The UHN Rest Safe Program, which provided 18,000 nights of free hotel accommodations to more than 1,000 staff, was run by (L to R) Slobodanka Antic, Justin Young and Jeniqua Gribben. (Photo: UHN)
For registered nurse (RN) Sue Boparai, it meant a restful sleep – and one less thing to worry about.
Sue, an RN with the Nursing Resource Team at Toronto General and Toronto Western hospitals, was often faced with an unreliable commute outside the GTA when she picked up extra shifts in the Intensive Care Unit (ICU). It was a continual stressor on top of the anxiety of working in healthcare during a pandemic.
Enter the UHN Rest Safe hoteling program. Launched in spring 2020, it provided staff a place to stay in-between intensive and stressful shifts while limiting the risk of bringing COVID-19 home to their families and loved ones.
“The program alleviated some of the stress that I felt, and allowed me to move at my own pace,” says Sue. “It’s definitely opened my eyes to the importance of sleep and rest between shifts, and allowed me to focus on recharging my body.”
“I think we forget that we need to put ourselves first and get adequate amounts of rest to ‘recharge,’ especially when working under the restrictions and challenges the pandemic has brought.”
During the pandemic, TeamUHN members have been on the frontlines of an overwhelmed healthcare system. Many placed their personal lives and well-being on hold to provide continuous patient care and help keep hospitals running.
Rest Safe, which closed last month, provided 18,000 nights of free hotel accommodations to more than 1,000 staff. These included nurses, physicians, Environmental Services and Transportation employees, and administrators working in ICUs, Emergency Departments and units facing COVID-19 outbreaks, staffing shortages and increased work demands.

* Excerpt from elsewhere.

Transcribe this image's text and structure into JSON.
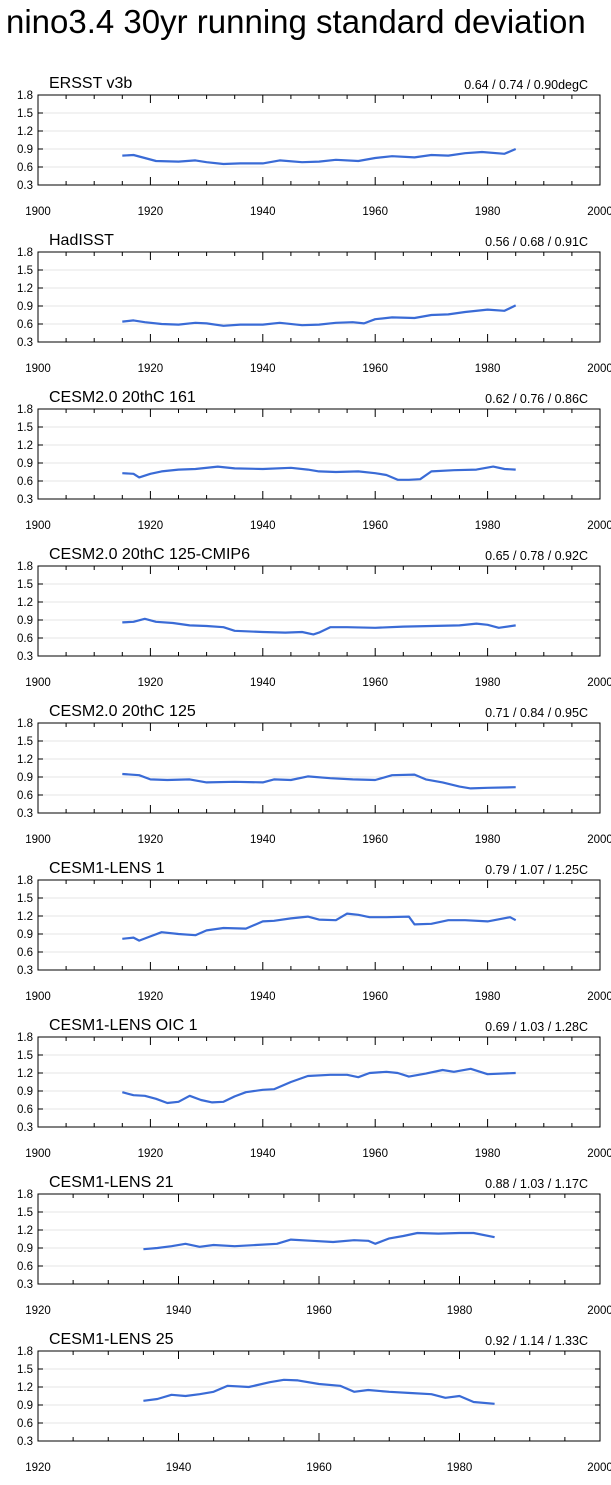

“At the start of the pandemic, when UHN was considering ways to support TeamUHN, the Rest Safe program was developed as a means of addressing concerns staff had about infecting immunocompromised family members,” says Justin Young, Director of Business Development and Partnerships at UHN, who was redeployed to help design the program.
Over the past two years, the program operated three sessions at downtown Toronto hotels, all corresponding with COVID-19 waves.
“This program was funded entirely by philanthropy,” Justin says. “Without the generous support of the UHN Foundation and The Princess Margaret Cancer Foundation, this offering would not have been possible.”
Accommodating TeamUHN during ‘snowmaggedon’
The program has helped staff cope with the mental and physical challenges of working in healthcare during COVID-19.
For many on the frontlines, long commutes and lack of sleep have been a contributing factors to burnout. With staff working even more hours during the pandemic waves, the hoteling program offered the respite support for an overnight stay a short walking distance from the hospital.
Slobodanka Antic and Jeniqua Gribben worked tirelessly behind the scenes at Rest Safe. Originally colleagues at Princess Margaret Lodge, the redeployed pair ensured every staff member who requested a hotel room, got one.
“You work as long as there are requests,” says Slobodanka, Manager of the program, on the unconventional work hours and influx of staff requests. “This is not someone coming for vacation.
“Hotels are the same as hospitals – 24/7.”
One of the busiest days for the team occurred during the major snowstorm in late January, which shut down the city. That day, Slobodanka and Jeniqua received about 200 emails from staff looking for a place to stay.
“The public transit system in my region was impacted quite a bit, and many trains were cancelled,” says Sue. “The Rest Safe Program was honestly heaven-sent as I was a 10-minute walk away from work, and no longer had to worry about my commute.”
Due to the busy nature of the healthcare system, the adjustment to living with COVID has been far from easy. The fear of exposing family members or loved ones has been a consistent theme for many utilizing the Rest Safe program.
“It’s allowed me to show up, be present, and engage fully with my colleagues and patients,” says Sue.
Jeniqua, the program’s coordinator, says she heard comments like Sue’s continuously.
“Everybody was so thankful that it was available, and that the donors were able to do it for a third time,” Jeniqua says. “They wanted to do the best for the staff.”
The Rest Safe team received hundreds of inquiries throughout the three waves of the pandemic and heard the many trying stories of TeamUHN, their fears and experiences.
“You don’t know the staff personally, but you feel like you know them anyway,” says Slobodanka. “In the end, we’re all part of the same team.”